- Since program inception in 2004, a smaller percentage of students in our public universities have needed remedial math and English courses.
- More South Dakota HS grads are scoring 24 or better on the ACT.
- Our universities are keeping more high-achieving students into their fourth year of studies.
|Participating Institution||BHSU||DSU||NSU||SDSMT||SDSU||USD||Total Regental|
|6 Year Total||322||228||264||503||2501||1249||5067|
|6 Year %||5.24%||3.71%||4.30%||8.19%||40.71%||20.33%||82.47%|
|6yr% of RegSys||6.35%||4.50%||5.21%||9.93%||49.36%||24.65%||100.00%|
Recipients Funded Across First Five Academic Years
Source: South Dakota Board of Regents
I dug up the fall enrollment numbers and found that DSU has the second-lowest proportion of Opportunity Scholars among this year's freshmen. Only Black Hills State has a smaller percentage of Opportunity Scholars among the class of 2013.
as Percentage of Incoming Freshmen
In a survey of Opportunity Scholarship recipients from the first two years of the program (the ones who've had time to graduate and head for the real world), 68% of respondents said they were staying South Dakota for work or grad school. The state drawing the largest chunk (5%) of our sharpest grads is Nebraska (mostly thanks to grad school at UNL or Creighton). But 32% of our Opportunity Scholarship recipients who get South Dakota degrees go elsewhere.
Student perceptions of the impact of the Opportunity Scholarship give a mixed picture.
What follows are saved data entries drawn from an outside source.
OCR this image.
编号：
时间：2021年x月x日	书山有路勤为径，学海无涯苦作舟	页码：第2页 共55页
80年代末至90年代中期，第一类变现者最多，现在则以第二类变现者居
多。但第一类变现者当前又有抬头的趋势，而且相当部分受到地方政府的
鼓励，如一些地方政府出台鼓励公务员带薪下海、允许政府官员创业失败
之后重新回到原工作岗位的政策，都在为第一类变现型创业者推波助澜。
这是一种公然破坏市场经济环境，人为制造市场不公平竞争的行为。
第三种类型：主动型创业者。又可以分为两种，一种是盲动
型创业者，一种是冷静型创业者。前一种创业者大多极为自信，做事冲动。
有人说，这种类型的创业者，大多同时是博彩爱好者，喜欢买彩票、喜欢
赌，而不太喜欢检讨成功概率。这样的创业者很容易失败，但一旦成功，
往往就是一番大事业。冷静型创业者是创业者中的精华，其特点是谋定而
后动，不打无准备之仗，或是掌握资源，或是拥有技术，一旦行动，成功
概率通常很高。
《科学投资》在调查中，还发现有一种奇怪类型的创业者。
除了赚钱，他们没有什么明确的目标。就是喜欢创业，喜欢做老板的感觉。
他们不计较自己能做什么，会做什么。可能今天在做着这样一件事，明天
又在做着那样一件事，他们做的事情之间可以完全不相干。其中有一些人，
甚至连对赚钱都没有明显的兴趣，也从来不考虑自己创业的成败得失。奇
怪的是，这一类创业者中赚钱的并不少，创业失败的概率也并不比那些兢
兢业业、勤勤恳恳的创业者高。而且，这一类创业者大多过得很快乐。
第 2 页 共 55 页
Consider the responses to these two questions in the BOR survey:
- Receiving the Opportunity Scholarship was a critical factor in my choice to attend an institution in South Dakota.
- Disagree: 104(20%)
- Neutral: 127(26%)
- Agree: 268(54%)
- I would have attended an institution outside of South Dakota without the financial support I received from the scholarship program.